Attraverso il punto di vista del protagonista, un bambino tetraplegico che osserva con sguardo ironico e acuto quello che lo circonda, il libro di Michele Cecchini "E questo e niente" ci racconta di adulti sempre scontenti e misteriosi, di diversità ed empatia, e dei coraggiosi "medici alla rovescia" degli anni Sessanta.
Inclusione  Grandi insegnanti A volte i punti di vista più “anomali” sono quelli che illuminano la realtà di nuovi significati e che aiutano ragazzi e adulti a riflettereda un’altra prospettiva su alcuni temi fondamentali come la diversità, la malattia, l’amore, la morte. È quello che fa la voce narrante di E questo è niente (Bollati Boringhieri), l’ultimo libro di Michele Cecchini: la storia è infatti raccontata dal protagonista Giulio, un bambino tetraplegico che vive con la famiglia in un paesino della campagna fiorentina degli anni Sessanta.
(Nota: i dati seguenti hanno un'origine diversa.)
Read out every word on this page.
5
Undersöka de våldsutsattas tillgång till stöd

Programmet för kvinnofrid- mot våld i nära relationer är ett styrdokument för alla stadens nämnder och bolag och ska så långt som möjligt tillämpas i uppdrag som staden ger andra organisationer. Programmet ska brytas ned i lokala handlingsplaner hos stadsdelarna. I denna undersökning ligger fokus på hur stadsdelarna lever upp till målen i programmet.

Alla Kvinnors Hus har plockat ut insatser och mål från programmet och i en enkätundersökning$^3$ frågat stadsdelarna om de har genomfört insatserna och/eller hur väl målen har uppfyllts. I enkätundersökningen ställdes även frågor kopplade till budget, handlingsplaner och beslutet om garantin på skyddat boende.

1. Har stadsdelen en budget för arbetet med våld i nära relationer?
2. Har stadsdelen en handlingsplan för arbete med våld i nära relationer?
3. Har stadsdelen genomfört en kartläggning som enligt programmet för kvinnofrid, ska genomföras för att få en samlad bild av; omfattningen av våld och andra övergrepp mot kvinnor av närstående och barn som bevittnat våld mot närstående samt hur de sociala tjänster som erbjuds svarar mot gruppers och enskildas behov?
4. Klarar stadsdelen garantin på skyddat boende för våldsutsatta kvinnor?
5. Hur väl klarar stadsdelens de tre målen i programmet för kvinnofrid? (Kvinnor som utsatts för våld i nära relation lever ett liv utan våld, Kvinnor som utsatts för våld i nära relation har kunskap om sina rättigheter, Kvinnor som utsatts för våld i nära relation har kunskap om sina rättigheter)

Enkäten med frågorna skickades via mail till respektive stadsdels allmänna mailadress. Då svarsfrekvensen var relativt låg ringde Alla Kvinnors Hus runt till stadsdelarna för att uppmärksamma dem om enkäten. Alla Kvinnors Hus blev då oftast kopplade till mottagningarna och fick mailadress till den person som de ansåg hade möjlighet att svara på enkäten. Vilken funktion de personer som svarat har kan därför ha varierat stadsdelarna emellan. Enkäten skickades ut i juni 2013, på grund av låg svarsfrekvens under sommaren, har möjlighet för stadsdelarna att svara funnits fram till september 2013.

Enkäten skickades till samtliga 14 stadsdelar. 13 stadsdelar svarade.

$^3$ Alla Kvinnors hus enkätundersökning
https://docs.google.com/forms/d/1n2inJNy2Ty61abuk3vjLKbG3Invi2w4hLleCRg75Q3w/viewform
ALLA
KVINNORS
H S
Costretto all'immobilità, Giulio osserva i suoi familiari e rielabora a modo suo quello che riesce a intercettare, come emerge anche dai brevi estratti della storia che è possibile ascoltare nella playlist dedicata sul canale Spreaker di Dire, fare, insegnare.
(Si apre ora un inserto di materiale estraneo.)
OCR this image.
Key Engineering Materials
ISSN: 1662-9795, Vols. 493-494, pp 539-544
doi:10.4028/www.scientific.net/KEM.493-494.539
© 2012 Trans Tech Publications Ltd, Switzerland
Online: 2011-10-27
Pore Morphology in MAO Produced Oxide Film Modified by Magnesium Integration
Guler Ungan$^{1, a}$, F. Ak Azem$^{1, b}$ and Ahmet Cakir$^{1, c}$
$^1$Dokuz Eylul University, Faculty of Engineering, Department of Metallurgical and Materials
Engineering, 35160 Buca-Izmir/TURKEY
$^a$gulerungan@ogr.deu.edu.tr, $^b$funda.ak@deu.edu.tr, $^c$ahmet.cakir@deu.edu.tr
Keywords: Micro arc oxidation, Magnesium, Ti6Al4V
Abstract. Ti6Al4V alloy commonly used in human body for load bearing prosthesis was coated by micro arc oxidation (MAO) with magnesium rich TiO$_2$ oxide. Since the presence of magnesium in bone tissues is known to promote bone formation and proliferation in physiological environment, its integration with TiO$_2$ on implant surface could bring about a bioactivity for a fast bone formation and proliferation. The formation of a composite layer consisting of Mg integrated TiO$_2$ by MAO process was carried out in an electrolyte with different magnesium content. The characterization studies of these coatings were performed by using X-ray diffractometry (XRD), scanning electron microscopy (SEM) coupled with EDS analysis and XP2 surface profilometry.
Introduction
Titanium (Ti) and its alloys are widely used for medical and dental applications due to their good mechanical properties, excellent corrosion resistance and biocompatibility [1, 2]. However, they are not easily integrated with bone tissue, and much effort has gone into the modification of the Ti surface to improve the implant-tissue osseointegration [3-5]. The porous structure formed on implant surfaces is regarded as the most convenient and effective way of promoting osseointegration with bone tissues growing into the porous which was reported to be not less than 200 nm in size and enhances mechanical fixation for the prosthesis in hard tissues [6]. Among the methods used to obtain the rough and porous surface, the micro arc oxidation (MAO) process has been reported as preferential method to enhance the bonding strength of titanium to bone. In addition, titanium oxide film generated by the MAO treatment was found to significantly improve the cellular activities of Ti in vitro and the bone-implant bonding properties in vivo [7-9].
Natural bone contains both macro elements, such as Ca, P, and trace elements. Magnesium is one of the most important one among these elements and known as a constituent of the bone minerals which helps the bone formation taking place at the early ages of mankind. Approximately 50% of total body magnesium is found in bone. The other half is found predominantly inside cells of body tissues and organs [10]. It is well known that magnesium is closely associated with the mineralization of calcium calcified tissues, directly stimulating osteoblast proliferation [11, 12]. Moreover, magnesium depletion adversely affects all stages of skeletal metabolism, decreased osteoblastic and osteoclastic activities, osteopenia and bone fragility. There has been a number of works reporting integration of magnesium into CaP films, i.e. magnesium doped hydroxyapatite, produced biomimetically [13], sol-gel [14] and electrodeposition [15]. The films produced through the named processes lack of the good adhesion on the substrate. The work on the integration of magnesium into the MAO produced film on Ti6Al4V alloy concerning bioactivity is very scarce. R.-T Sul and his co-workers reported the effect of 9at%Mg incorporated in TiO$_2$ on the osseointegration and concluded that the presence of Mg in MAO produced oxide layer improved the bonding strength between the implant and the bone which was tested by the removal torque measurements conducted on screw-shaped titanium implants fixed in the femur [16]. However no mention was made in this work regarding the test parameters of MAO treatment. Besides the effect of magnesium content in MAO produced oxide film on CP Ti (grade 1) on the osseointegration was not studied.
«Nel dare voce al protagonista, ho cercato di tenermi alla larga dal tono pietistico e dalla retorica dei “bambini speciali” e di ricorrere invece alla leggerezza e all'ironia, grazie alle numerose opportunità che lo sguardo di Giulio mi ha offerto, e movimentando la trama con un piccolo giallo che deve risolvere nel suo paese» ci ha raccontato Michele Cecchini. «Emerge così un quadro strampalato talvolta crudo del mondo dei cosiddetti “normali”, che lui considera “gli esseri più misteriosi e scontenti di tutti”, costantemente prigionieri delle loro frustrazioni, inquietudini e insoddisfazioni.»
E questo è niente racconta anche dal punto di vista storico la condizione particolare in cui vivevano allora i cosiddetti “infelici”, i bambini affetti da paralisi cerebrale infantile, spesso provocata dall’uso del forcipe durante il parto. Adriano Milani, neuropsichiatra e fratello di don Lorenzo, fu tra i primi in Italia a battersi perché la sanità si prendesse cura di questi bambini, riconoscendo loro la dignità di esseri umani: dopo lunghe battaglie, arrivò a dirigere a Firenze un istituto in cui confluivano bambini i cerebrolesi, che lì potevano svolgere non solo la fisioterapia ma anche altre attività.
Le famiglie si vergognavano infatti dei loro bambini “infelici”, che venivanotenuti nascosti in una stanza o addirittura nelle soffitte. Per questo alcuni dottori dell’équipe di Adriano Milani giravano per la Toscana chiedendo a farmacisti, parroci e medici di famiglia se fossero a conoscenza di casi di bambini tetraplegici nei paraggi. «Nel mio libro il protagonista chiama questi medici “dottori alla rovescia”perché in maniera inusuale sono loro ad andare a cercare i pazienti, per toglierli dal cono d'ombra in cui sono relegati» spiega l’autore. «Anche Giulio un certo punto viene raggiunto da uno di questi medici e inizia a frequentare l'istituto di Adriano Milani a Firenze».
Anche il padre di Michele Cecchini, Sergio è stato un “dottore alla rovescia” allievo di Adriano Milani: lavorò come neuropsichiatra presso l’istituto di Firenze e poi aprì a Lucca, nel 1966, un suo centro per bambini affetti da paralisi cerebrale infantile. «Per me questo romanzo ha un valore particolare, dal momento che per scriverlo ho attinto dai racconti di mio padre. Ho avvertito l’urgenza di recuperare questo pezzo di storia del nostro Paese e di raccontare di quei medici che ebbero il coraggio di intraprendere un’attività pionieristica che ha portato finalmente a riconoscere la dignità di quei bambini. Il fatto che tra questi medici ci sia stato mio padre mi rende particolarmente orgoglioso, e questo libro è il modo che ho di ringraziarlo.»